For others that found the website design made it difficult to read the post: there's a "quiet mode" button at the top right.

genmon|5 months ago

(blog post author here) I added Quiet Mode because of the feedback last time one of my posts hit HN, it was chaos haha

(btw you can hit / to enter cursor chat, it's fun if a bit distracting)

Insanity|5 months ago

Thank you for this! The website is insanely distracting, but at the same time kinda fun. Reminds me a bit of the chaos of the early 2000's internet I was used to :)

bitwize|5 months ago

I seem to recall reading an interview with William Gibson in which he said "someday we might have little squishy things that can read any form of physical media you wrap them around". That's what working in Lisp feels like to me. It's something squishy, and you can wrap it around any sort of problem and solve it fairly quickly. Smooth it out enough and it might even be an efficient or elegant solution. I've compared Emacs to a beanbag chair because it too is squishy, comfortable, and once in it it's difficult to leave, nor do you particularly want to.

Languages with nice type systems, like Standard ML or Ada, have the feel of Buckminster Fuller's tensegrity constructs: rigid yet flexible.

mjtlittle|5 months ago

I fully agree with everything mentioned.

I think this synesthesia idea bumps into the concepts of comfort and understanding. In that I feel it also extends to the environment im in and the tools im using. Like if I switch to a different type of keyboard or the monitors are positioned weirdly; or especially if im not using a certain IDE or developing without a language server.

Being immersed in software development, and the different ways we do it, can be a visceral and emotional experience.

hiccuphippo|5 months ago

> It’s a relief to close the braces.

I always type the closing bracket right after opening one then go back one character to start typing inside. Same with parentheses and quotes. It's a hassle when the IDE does it for me because then I have to delete one of them.

stronglikedan|5 months ago

you will submit to the will of the IDE...

ge96|5 months ago

I don't like not really knowing a language

I can barely do Swift for ex. where I come from JS/PHP/Python but I was able to get by working on an iPhone/watch app

Not vibe-coding either, just watching YouTube/reading tutorials

HPsquared|5 months ago

For some reason Java always makes me feel ill.
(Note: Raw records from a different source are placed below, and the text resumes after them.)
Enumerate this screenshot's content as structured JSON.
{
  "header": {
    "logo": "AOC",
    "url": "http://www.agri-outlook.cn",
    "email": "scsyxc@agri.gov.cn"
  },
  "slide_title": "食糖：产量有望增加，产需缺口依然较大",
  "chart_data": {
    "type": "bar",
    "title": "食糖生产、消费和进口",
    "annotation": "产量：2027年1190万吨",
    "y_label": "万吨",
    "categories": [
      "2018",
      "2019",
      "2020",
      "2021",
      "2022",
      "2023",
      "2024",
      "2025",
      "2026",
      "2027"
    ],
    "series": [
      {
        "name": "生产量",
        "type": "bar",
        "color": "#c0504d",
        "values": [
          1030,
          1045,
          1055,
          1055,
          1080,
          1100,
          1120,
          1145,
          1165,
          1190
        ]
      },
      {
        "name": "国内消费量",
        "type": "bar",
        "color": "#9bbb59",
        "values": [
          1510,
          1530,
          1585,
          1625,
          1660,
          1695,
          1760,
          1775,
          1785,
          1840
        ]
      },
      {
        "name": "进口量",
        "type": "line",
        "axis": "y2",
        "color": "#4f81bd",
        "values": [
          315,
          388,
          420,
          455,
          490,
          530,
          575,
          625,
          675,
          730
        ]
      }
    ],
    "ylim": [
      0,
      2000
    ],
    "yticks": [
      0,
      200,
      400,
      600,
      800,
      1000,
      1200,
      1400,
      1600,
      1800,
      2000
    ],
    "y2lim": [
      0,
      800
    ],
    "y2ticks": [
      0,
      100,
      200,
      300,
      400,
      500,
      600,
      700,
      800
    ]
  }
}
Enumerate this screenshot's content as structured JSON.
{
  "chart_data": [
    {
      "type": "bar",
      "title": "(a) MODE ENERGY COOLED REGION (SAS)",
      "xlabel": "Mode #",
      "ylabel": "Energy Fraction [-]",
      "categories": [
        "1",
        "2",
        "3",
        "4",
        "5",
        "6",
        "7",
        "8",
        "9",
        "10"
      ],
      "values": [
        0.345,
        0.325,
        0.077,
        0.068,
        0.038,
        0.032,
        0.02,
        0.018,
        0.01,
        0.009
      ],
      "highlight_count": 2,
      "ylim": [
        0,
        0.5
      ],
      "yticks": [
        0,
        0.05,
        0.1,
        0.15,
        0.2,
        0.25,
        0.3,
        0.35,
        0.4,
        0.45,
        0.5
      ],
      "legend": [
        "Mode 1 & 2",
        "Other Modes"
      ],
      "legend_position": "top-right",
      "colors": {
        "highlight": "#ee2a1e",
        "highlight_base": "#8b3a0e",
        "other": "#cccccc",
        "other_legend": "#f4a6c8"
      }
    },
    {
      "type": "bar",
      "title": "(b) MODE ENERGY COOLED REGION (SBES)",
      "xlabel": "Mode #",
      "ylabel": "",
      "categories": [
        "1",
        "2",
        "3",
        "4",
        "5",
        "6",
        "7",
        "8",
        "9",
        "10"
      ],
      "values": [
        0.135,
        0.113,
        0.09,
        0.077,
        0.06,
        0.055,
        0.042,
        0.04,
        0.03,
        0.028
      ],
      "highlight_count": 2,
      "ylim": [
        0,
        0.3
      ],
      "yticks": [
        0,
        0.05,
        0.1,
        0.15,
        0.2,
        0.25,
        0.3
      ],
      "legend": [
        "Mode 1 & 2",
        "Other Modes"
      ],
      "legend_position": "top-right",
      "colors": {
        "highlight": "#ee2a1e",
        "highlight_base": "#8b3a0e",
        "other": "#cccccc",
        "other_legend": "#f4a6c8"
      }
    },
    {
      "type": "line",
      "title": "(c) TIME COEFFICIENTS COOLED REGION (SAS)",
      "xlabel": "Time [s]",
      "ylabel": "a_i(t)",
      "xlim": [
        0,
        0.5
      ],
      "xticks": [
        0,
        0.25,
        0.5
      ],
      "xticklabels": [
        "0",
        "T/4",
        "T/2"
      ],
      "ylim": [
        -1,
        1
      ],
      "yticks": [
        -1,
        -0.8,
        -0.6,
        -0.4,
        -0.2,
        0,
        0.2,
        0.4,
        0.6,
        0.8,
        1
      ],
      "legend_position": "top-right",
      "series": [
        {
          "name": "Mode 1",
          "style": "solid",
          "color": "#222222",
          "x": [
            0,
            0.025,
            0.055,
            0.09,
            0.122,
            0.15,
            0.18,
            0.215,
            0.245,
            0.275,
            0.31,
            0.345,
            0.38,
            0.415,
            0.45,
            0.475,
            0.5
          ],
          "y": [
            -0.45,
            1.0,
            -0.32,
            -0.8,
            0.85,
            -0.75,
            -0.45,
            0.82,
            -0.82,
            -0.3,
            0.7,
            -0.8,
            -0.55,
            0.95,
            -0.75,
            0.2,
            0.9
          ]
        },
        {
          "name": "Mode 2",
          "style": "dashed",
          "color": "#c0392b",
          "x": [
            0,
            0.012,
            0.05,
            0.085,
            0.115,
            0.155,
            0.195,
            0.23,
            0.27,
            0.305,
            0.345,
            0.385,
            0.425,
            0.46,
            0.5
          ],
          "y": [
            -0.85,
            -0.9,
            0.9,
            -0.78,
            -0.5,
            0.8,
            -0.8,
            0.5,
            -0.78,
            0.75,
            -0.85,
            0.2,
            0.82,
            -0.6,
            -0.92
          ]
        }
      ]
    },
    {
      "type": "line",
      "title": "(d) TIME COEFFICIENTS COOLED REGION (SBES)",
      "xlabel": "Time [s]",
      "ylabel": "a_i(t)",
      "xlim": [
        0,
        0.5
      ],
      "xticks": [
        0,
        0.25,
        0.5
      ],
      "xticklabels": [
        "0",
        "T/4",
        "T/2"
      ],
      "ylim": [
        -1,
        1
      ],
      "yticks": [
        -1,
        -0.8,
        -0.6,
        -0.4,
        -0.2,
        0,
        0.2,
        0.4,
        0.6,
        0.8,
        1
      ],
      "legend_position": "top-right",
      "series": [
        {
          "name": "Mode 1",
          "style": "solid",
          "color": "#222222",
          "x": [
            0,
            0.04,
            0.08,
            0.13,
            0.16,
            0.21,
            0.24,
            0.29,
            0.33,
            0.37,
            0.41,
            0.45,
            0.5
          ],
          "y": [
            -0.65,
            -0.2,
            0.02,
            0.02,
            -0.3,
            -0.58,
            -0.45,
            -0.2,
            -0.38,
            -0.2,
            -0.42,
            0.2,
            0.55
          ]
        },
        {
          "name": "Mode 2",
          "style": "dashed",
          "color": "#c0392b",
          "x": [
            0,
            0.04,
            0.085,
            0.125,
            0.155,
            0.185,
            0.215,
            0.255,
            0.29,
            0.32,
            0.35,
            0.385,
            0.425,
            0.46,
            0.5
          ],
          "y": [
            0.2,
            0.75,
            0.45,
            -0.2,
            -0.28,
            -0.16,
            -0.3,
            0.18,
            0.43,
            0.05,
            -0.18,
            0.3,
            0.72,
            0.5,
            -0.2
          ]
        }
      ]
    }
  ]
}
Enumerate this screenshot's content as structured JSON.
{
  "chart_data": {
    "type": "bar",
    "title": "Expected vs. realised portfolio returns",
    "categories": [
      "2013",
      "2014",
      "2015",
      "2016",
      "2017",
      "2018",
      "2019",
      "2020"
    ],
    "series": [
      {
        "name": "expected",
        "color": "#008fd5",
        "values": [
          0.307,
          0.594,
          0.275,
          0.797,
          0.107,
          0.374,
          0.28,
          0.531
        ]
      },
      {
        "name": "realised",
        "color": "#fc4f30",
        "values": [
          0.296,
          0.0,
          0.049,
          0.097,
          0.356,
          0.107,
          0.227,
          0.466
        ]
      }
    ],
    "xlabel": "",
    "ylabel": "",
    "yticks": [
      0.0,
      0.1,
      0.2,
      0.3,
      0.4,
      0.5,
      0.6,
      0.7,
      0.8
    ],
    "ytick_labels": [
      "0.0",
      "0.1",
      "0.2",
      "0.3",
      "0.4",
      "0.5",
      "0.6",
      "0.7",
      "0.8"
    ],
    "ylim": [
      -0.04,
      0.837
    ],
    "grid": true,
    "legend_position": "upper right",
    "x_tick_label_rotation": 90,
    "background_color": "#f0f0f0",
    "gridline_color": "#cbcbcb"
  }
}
C# is okay though, weirdly.

john-tells-all|5 months ago

I had the identical reactions, and like you it doesn't make a lot of sense.

Java: "stiff", awkward, verbose. Gets the job done but ugh.

C#: "soft", flexible, has possibilities

Although to be fair I programming in Java a long time ago, and haven't done much with C#. C# I see as a "corporate Python", vs Java I see as a language designed by committee and not for use by humans.

I've heard Java is way, way better now.

Cthulhu_|5 months ago

Java made me think in pure object-oriented, GoF Design Patterns systems; tight types, defensive programming, detailed documentation, the works.

But then I got bored with it. I like meticulousness sometimes, but it started to feel like Java was just excessive and impractical.

C# is an evolution of Java, and unlike Java didn't have a 8-year pause or however long it was before they finally started moving again (the period between Java 6 and 7 I think).

jolt42|5 months ago

That is odd, cursory looks at C# sure the hell looks like Java, certainly largely a blatant rip-off. Methinks you have feeling for Microsoft.

errkkk|5 months ago

i feel like when i copy something to the clipboard, its in my (little) finger, near the left ctrl key. it kinda tense till i can paste it and don't have to remember what's there anymore

Feathercrown|5 months ago

I get the same feelings when I edit code in different languages.